You're Special- Part 1



Some things are weird, no?

So was our relationship. It was not sort of a cute or tempting one.

We took things really very casual. We didn't have any sort of goals or to-do-list nor any big plans for future. We were like "let's enjoy the present". We lived in moments for moments. This sounds quite cool, no? But this so called "cool" perspective of ours ended up things really worse.

With time, we came to know that being serious, being responsible is important sometimes. Not always we can stay in that urchin, free lifestyle. There comes a time in everyone's life when we have to face and accept our responsibilities. Sometimes we need to be answerable.

Things worked for sometime, but slowly it was not going so smoothly as we thought it would. 

Endless conversations ended into awkward silences. Calls ended up in whatsapp chats, from innumerous talks, we reached a stage where "how are you?" was the only question to ask, with "fine, all okay", being the only answer. But somehow we were dealing with it..a month passed, then suddenly one fine day, it was her calling me. I was surprised, thought that yes now everything would be sorted up..we would again be back together as we used to be before. All those sweet memories flashed in one go in front of my eyes. I was happy. I was overwhelmed. I picked up the phone quickly, and before I could say anything, she said with a deeper voice, 

"I missed you and I'll always miss you Atharv", 

I quickly interrupted in between laughing and saying, "why are you being so emotional Ananya, don't worry everything would be sorted, we will toge..", and before letting me complete my sentence, she replied, "No, now it don't need to be sorted anymore".."We gave it enough time, we waited, we gave it everything we had but it didn't worked, so as we decided in beginning, we're breaking up now..love you, take care, bye"..then she cut the call.
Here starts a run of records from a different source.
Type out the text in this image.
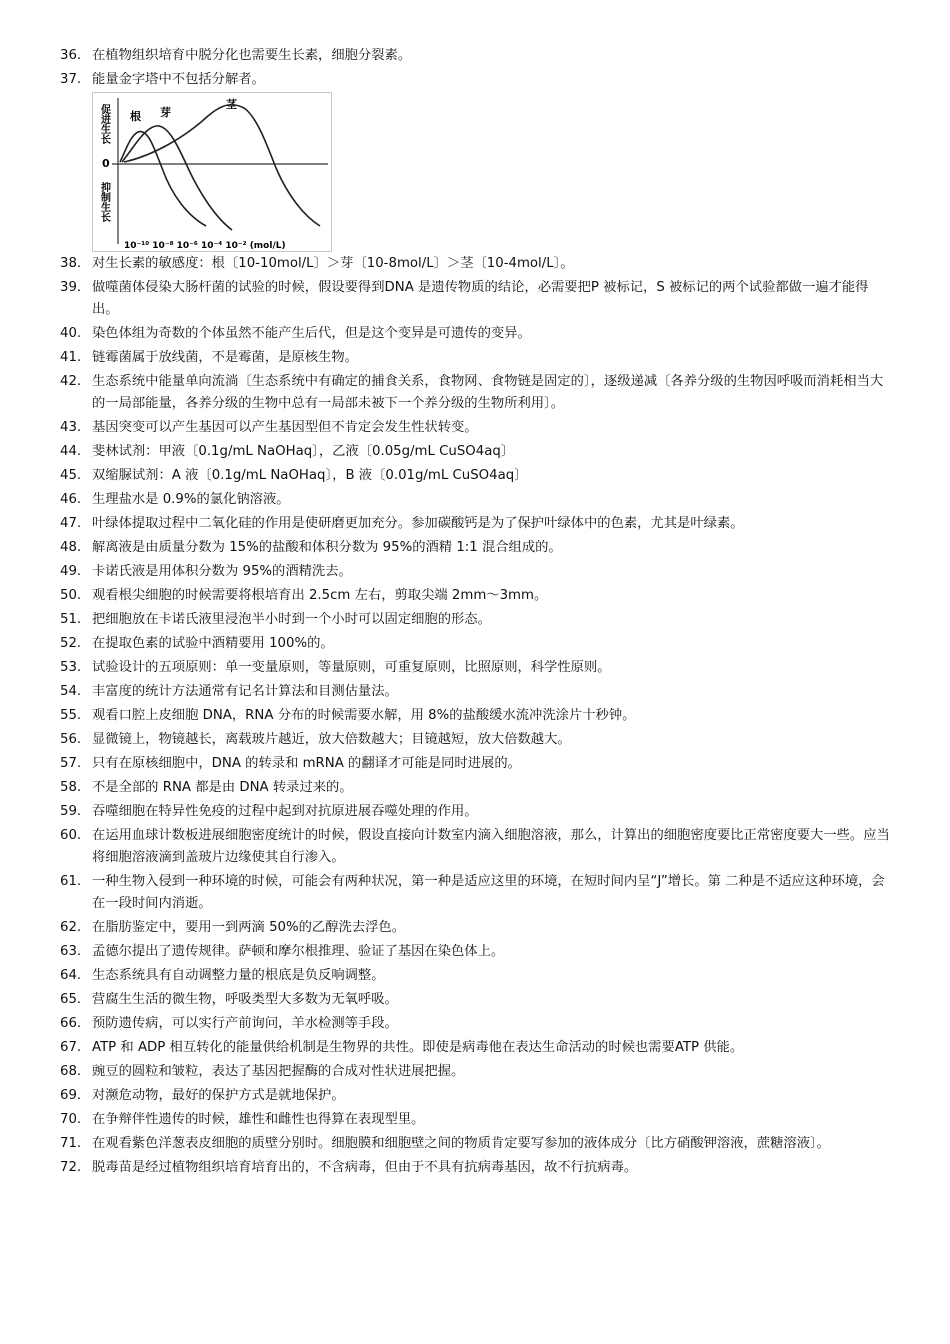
36. 在植物组织培育中脱分化也需要生长素，细胞分裂素。
37. 能量金字塔中不包括分解者。
促进生长
0
抑制生长
根 芽
茎
10⁻¹⁰ 10⁻⁸ 10⁻⁶ 10⁻⁴ 10⁻² (mol/L)
38. 对生长素的敏感度：根〔10-10mol/L〕＞芽〔10-8mol/L〕＞茎〔10-4mol/L〕。
39. 做噬菌体侵染大肠杆菌的试验的时候，假设要得到DNA 是遗传物质的结论，必需要把P 被标记，S 被标记的两个试验都做一遍才能得出。
40. 染色体组为奇数的个体虽然不能产生后代，但是这个变异是可遗传的变异。
41. 链霉菌属于放线菌，不是霉菌，是原核生物。
42. 生态系统中能量单向流淌〔生态系统中有确定的捕食关系，食物网、食物链是固定的〕，逐级递减〔各养分级的生物因呼吸而消耗相当大的一局部能量，各养分级的生物中总有一局部未被下一个养分级的生物所利用〕。
43. 基因突变可以产生基因可以产生基因型但不肯定会发生性状转变。
44. 斐林试剂：甲液〔0.1g/mL NaOHaq〕，乙液〔0.05g/mL CuSO4aq〕
45. 双缩脲试剂：A 液〔0.1g/mL NaOHaq〕，B 液〔0.01g/mL CuSO4aq〕
46. 生理盐水是 0.9%的氯化钠溶液。
47. 叶绿体提取过程中二氧化硅的作用是使研磨更加充分。参加碳酸钙是为了保护叶绿体中的色素，尤其是叶绿素。
48. 解离液是由质量分数为 15%的盐酸和体积分数为 95%的酒精 1:1 混合组成的。
49. 卡诺氏液是用体积分数为 95%的酒精洗去。
50. 观看根尖细胞的时候需要将根培育出 2.5cm 左右，剪取尖端 2mm～3mm。
51. 把细胞放在卡诺氏液里浸泡半小时到一个小时可以固定细胞的形态。
52. 在提取色素的试验中酒精要用 100%的。
53. 试验设计的五项原则：单一变量原则，等量原则，可重复原则，比照原则，科学性原则。
54. 丰富度的统计方法通常有记名计算法和目测估量法。
55. 观看口腔上皮细胞 DNA，RNA 分布的时候需要水解，用 8%的盐酸缓水流冲洗涂片十秒钟。
56. 显微镜上，物镜越长，离载玻片越近，放大倍数越大；目镜越短，放大倍数越大。
57. 只有在原核细胞中，DNA 的转录和 mRNA 的翻译才可能是同时进展的。
58. 不是全部的 RNA 都是由 DNA 转录过来的。
59. 吞噬细胞在特异性免疫的过程中起到对抗原进展吞噬处理的作用。
60. 在运用血球计数板进展细胞密度统计的时候，假设直接向计数室内滴入细胞溶液，那么，计算出的细胞密度要比正常密度要大一些。应当将细胞溶液滴到盖玻片边缘使其自行渗入。
61. 一种生物入侵到一种环境的时候，可能会有两种状况，第一种是适应这里的环境，在短时间内呈“J”增长。第 二种是不适应这种环境，会在一段时间内消逝。
62. 在脂肪鉴定中，要用一到两滴 50%的乙醇洗去浮色。
63. 孟德尔提出了遗传规律。萨顿和摩尔根推理、验证了基因在染色体上。
64. 生态系统具有自动调整力量的根底是负反响调整。
65. 营腐生生活的微生物，呼吸类型大多数为无氧呼吸。
66. 预防遗传病，可以实行产前询问，羊水检测等手段。
67. ATP 和 ADP 相互转化的能量供给机制是生物界的共性。即使是病毒他在表达生命活动的时候也需要ATP 供能。
68. 豌豆的圆粒和皱粒，表达了基因把握酶的合成对性状进展把握。
69. 对濒危动物，最好的保护方式是就地保护。
70. 在争辩伴性遗传的时候，雄性和雌性也得算在表现型里。
71. 在观看紫色洋葱表皮细胞的质壁分别时。细胞膜和细胞壁之间的物质肯定要写参加的液体成分〔比方硝酸钾溶液，蔗糖溶液〕。
72. 脱毒苗是经过植物组织培育培育出的，不含病毒，但由于不具有抗病毒基因，故不行抗病毒。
I was stupefied for a min. I had no words to explain my feelings..

Wasn't this phone call to sort things up?

Wasn't everything gonna be happy again?

Isn't break up a mutual decision?


It was all so sudden and quick that I was completely shattered. I cried continuously for 3 hours. 


Time passed, things changed..I moved on. I started being much more busy with my work that I never thought of being in any sort of relationships again.


Life was sorted. I started to enjoy my life alone without any partner. But still I could not get over Ananya's memories. Somewhere, deep down, I still missed her.


One day, my friend Pratyush invited me to his wedding. I thought that it would be a great escape from Ananya's memories. I packed my clothes and some important accessories and went straight to Pratyush's home, seven days before the marriage.


I never expected, even in my dreams that those seven days would have such a great impact on my life. It would change everything. It would change me and my perspective of life.